Scendendo più nel dettaglio, abbiamo motivi per rabbrividire: troviamo infatti ben 31 paesi in cui, per i giornalisti, la situazione è “molto seria”, altri 42 in cui è “difficile” e 55 in cui è “problematica”. Se il salto, in questo abisso, da una categoria all’altra può essere repentino, è purtroppo vero che molte nazioni si ritrovano inchiodate da tempo immemorabile al fondo di questa classifica della vergogna. Sono, per l’appunto, i paesi colorati in marrone, che ricoprono gran parte della superficie di regioni turbolente come l’Asia, il Sudamerica, il Medio Oriente e buona parte dell’Africa. L’altro versante della medaglia sono i 52 paesi in cui la situazione risulta almeno “soddisfacente” se non “buona”. È quella parte del mondo che ha recepito l’idea liberale di matrice anglosassone per cui la stampa e’ un organo essenziale della democrazia che va protetto e tutelato affinché possa svolgere il suo benefico operato a favore della società in senso lato.  Non che questa fetta di globo,:dove ritroviamo per lo più Europa e Nordamerica, e paesi anglosassoni come Australia e Nuova Zelanda, sia esente da problemi.
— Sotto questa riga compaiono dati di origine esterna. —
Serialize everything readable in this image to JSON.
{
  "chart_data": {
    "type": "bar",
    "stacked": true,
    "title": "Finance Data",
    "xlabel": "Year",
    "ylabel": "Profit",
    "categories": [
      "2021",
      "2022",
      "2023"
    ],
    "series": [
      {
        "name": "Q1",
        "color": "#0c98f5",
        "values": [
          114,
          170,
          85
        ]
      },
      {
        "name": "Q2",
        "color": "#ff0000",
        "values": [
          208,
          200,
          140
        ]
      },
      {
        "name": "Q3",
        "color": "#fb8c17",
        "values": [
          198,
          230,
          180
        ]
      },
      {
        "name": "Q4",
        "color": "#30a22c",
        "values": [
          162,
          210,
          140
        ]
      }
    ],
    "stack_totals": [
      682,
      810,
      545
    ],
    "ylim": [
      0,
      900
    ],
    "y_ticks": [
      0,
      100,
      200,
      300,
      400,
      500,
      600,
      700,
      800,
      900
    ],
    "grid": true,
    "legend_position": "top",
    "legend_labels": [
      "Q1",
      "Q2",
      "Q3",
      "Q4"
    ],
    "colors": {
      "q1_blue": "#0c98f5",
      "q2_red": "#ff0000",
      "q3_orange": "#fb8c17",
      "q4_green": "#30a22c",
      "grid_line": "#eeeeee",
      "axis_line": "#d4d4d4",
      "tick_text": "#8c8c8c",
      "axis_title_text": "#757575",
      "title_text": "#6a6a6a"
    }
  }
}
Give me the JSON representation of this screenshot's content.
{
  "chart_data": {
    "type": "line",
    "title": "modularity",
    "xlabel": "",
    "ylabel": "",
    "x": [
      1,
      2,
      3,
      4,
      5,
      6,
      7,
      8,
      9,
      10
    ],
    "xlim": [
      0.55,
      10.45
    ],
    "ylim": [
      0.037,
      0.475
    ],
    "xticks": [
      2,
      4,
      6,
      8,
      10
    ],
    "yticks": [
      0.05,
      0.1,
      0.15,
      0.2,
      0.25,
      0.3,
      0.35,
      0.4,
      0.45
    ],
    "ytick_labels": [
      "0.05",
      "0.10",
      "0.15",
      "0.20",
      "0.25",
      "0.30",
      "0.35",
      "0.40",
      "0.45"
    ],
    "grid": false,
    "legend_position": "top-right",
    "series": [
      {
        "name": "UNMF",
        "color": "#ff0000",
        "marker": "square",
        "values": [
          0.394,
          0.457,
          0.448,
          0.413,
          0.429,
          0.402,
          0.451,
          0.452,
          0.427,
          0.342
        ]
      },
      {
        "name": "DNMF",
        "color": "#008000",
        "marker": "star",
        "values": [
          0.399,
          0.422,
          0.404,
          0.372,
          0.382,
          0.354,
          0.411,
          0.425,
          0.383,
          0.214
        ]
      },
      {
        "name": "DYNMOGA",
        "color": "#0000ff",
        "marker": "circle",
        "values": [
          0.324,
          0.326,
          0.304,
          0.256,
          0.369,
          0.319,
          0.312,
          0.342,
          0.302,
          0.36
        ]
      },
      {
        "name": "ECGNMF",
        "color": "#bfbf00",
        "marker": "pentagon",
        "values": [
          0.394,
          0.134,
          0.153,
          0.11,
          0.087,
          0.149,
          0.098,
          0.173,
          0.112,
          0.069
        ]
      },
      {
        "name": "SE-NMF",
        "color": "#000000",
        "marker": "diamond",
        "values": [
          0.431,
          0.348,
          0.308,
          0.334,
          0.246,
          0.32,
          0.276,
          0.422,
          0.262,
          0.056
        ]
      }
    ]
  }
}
Gli inganni posti dalla disinformazione che dilaga negli spazi anche più cool della comunicazione in rete, social compresi, e le intrusioni informatiche sono lì a testimoniare come le garanzie alla libertà di stampa assicurate da questi paesi non rendano il giornalismo immune da abusi o derive populiste.
Il paese che tutela maggiormente la libertà di stampa è la Norvegia, da sette anni costantemente al vertice nella classifica RSF. Il posto piu disgraziato in cui svolgere il mestiere di giornalista, il numero 180 della graduatoria, è invece il regno eremita della Corea del Nord, paese dove non c’è spazio per l’informazione libera e dove ogni pubblicazione o comunicazione è in mano allo stato, dedito incessantemente al culto del leader Kim che Donald Trump definì “uomo razzo”. L’Italia si trova nella parte alta della classifica, ma solo al 41mo posto, dopo paesi come Macedonia, Montenegro e Seychelles. Una beffa, ma anche una conferma di quel che sempre sospettavamo, ossia c’è il conformismo è l’unica maniera per sopravvivere per quei giornalisti italiani che, come tutti, per dirla con Longanesi, tengono famiglia.